Estudo confirma que mecanismo de Anticítera utilizava ciclos do ano lunar para codificar tempo
Pesquisadores da Universidade de Glasgow identificaram entre 354 e 355 furos no anel do calendário do mecanismo de Anticítera. O estudo utilizou análise Bayesiana e dados de uma réplica para confirmar a relação do artefato com o ano lunar
Um estudo de 2024, conduzido por pesquisadores da Universidade de Glasgow, trouxe novas evidências sobre o funcionamento do mecanismo de Anticítera, artefato datado do início do século I a.C. e considerado o primeiro computador analógico da história. A análise focou no anel do calendário, componente responsável por codificar ciclos temporais, e concluiu que a peça possuía entre 354 e 355 furos. Esse número confirma a relação do dispositivo com a duração de um ano lunar, validando hipóteses levantadas em investigações anteriores.
Para chegar a esse resultado, Graham Woan e Joseph Bayley aplicaram ferramentas estatísticas modernas a dados já existentes, utilizando a análise Bayesiana e métodos originalmente desenvolvidos para a detecção de ondas gravitacionais.
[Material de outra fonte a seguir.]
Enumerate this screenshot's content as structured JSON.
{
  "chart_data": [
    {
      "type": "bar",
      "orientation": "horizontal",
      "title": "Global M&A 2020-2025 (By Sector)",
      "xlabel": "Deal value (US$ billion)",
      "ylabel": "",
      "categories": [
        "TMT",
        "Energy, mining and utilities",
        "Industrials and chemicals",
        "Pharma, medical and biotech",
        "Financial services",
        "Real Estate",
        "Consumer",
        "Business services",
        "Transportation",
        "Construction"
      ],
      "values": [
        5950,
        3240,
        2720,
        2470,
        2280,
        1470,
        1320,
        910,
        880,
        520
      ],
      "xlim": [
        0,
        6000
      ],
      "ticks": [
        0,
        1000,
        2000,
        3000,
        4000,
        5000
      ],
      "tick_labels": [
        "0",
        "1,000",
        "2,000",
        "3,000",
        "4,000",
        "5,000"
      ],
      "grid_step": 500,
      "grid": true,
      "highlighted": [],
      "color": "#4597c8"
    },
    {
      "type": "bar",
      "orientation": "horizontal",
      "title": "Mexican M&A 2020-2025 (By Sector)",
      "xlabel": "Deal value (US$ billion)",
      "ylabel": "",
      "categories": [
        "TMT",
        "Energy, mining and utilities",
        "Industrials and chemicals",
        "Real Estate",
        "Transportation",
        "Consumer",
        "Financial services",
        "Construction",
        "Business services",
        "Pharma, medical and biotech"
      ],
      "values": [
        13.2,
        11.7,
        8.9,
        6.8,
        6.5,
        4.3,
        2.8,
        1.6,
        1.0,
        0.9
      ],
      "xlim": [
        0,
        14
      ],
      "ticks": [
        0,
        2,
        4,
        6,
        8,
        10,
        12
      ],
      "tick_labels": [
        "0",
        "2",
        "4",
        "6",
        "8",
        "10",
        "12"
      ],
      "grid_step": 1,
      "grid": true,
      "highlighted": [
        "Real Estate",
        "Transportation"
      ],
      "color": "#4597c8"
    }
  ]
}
A precisão do trabalho artesanal grego ficou evidente nos dados: os furos estavam distribuídos em um círculo com raio de aproximadamente 77,1 milímetros, mantendo uma separação de apenas 0,028 milímetros entre si.
A pesquisa foi estimulada por uma iniciativa de reconstrução prática realizada por Chris Budiselic, do canal Clickspring. Woan teve acesso aos dados obtidos por Budiselic durante a tentativa de criar uma réplica do anel, o que motivou o desenvolvimento de uma abordagem acadêmica distinta para resolver o problema.
Encontrado em 1901 em um naufrágio romano próximo à ilha de Antikythera, o mecanismo permaneceu por décadas como um achado arqueológico isolado devido à complexidade de suas engrenagens e mostradores. A sofisticação técnica do objeto altera as referências históricas sobre a inovação tecnológica, antecedendo em quase dois milênios marcos da computação moderna, como o ENIAC.